I’ll be on the road for another six weeks, confirming research for book three in the series by revisiting digs and sites in Italy, Greece, and Turkey (unless ISIS invades, or the border with Turkey and Syria collapses). Grace Madison is on the move, although she’s left her beloved camels in Jerusalem.
I could not write these manuscripts without knowing their settings well, and in some instances, intimately. I can picture the Temple Mount of Jerusalem at sunrise. I know what the Istanbul spice market smells like on a drizzly day. I catch my breath at the memory of height vertigo atop Machu Picchu. I remember the taste of wild blueberries after surprising a 1200-pound grizzly bear on the Kenai Peninsula. As useful as the Internet is for the copious research behind each book in the Parched series, nothing replaces living in Grace’s tattered hiking boots.

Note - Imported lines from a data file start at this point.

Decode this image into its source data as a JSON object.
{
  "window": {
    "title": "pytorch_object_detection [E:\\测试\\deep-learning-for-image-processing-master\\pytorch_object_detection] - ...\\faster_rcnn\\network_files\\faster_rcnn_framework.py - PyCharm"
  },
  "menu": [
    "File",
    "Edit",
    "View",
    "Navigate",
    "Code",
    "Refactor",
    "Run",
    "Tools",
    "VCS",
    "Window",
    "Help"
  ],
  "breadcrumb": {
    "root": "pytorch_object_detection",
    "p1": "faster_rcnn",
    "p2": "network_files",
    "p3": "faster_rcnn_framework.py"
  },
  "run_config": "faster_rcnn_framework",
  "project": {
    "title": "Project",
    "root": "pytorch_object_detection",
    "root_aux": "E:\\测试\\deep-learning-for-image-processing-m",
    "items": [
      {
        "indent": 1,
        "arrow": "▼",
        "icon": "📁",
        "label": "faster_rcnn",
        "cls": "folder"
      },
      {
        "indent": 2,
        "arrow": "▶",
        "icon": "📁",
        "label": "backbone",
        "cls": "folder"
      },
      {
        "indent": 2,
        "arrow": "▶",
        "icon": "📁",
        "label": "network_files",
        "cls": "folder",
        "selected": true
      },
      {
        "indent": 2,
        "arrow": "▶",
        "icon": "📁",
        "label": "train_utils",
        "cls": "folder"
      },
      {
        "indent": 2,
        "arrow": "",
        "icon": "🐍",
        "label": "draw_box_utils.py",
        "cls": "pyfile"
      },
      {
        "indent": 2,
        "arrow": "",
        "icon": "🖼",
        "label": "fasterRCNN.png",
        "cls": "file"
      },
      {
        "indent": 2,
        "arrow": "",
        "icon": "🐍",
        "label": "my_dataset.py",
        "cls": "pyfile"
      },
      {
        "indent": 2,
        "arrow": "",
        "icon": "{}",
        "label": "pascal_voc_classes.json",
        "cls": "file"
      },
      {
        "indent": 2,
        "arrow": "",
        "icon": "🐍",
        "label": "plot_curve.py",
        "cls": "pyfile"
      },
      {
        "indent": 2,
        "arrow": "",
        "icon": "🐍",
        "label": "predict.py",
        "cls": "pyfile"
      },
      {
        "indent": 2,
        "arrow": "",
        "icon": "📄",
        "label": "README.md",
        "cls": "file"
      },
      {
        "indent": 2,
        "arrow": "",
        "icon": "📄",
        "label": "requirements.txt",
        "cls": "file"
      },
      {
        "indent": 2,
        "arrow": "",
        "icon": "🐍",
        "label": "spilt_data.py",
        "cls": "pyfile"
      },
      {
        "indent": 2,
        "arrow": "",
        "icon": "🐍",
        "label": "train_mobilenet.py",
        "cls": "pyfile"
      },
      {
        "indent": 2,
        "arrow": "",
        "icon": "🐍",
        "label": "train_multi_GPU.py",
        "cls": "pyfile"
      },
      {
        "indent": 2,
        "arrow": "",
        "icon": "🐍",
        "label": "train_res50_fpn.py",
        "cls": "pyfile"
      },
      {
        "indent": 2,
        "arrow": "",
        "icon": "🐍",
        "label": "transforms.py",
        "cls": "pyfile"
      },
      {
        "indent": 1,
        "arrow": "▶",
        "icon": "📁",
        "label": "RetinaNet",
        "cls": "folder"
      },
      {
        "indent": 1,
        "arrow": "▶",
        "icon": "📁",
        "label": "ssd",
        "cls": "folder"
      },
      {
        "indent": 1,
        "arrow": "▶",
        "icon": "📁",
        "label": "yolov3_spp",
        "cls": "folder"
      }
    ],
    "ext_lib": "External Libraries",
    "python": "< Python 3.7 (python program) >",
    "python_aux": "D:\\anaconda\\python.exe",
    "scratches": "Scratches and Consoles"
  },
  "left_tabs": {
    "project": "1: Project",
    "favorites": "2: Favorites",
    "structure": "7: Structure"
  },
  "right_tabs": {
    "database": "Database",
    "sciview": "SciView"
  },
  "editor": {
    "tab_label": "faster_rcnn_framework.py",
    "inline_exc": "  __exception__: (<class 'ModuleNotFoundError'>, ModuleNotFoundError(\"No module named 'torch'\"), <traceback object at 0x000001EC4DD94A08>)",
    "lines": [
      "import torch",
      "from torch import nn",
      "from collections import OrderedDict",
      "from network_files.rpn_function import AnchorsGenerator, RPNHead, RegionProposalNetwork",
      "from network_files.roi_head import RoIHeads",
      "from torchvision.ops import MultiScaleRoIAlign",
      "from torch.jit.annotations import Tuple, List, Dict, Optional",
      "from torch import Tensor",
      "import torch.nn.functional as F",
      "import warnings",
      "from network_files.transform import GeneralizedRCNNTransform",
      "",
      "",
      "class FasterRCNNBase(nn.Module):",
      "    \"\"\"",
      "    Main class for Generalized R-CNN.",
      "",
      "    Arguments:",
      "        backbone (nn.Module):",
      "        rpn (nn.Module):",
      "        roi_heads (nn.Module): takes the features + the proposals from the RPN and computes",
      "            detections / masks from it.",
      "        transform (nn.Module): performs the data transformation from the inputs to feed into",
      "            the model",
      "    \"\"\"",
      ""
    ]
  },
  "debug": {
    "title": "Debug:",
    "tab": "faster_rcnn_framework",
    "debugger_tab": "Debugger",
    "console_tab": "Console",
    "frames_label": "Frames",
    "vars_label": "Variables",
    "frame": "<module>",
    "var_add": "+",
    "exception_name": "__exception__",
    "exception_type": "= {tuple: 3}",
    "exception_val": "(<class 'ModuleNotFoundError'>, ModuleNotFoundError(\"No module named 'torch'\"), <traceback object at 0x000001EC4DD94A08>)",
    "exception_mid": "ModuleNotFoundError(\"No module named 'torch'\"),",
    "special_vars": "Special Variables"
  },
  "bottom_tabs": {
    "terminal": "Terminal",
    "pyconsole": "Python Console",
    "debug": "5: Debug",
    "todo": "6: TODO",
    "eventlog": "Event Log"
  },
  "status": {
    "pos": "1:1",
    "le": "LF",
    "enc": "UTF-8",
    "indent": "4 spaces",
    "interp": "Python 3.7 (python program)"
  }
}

Q: You had incredibly successful careers in journalism and marketing. What brought you to writing fiction?
Journalism, marketing, and advertising were enjoyable means to an end, but after the afternoon at tel Dan, I could not ignore the storyline that grew around Grace. No one was writing anything like the Parched series, so I decided to try to fill the void.
I have written all my life. My undergraduate degree is in journalism and my previous career prepared me to share Grace (and her friends and family) professionally, and provided daily practice with the written word.
Q: How has your degree at Dallas Theological Seminary influenced your writing?
I am VERY careful with the theology in my manuscripts! DTS is a premier institution with a longstanding reputation for excellence. My professors were peerless examples of aging joyfully and vigorously.
I returned to seminary seeking answers to questions created when what I was taught as a young woman didn’t support the life I had lived. Along with a greater understanding, I left seminary with a vast library in fascinating subjects like Israeli Religion in the Ancient Near Eastern context, Ugaritic poetry, and the Intertestamental period. My office bookshelves are a geeky wonderland!
Q: What plans do you have next for your Parched series?
I’m writing book three now, which I hope to release in the fall of 2015. Then there are two, possibly three, more adventures for Grace.
Q: What do you hope readers walk away with after they’ve finished reading The Brothers’ Keepers?
I hope they are invigorated! I pray they are encouraged. I trust they’ll want to “camel up” with Grace as she continues to love God and praise Him in her own quirky, intelligent way.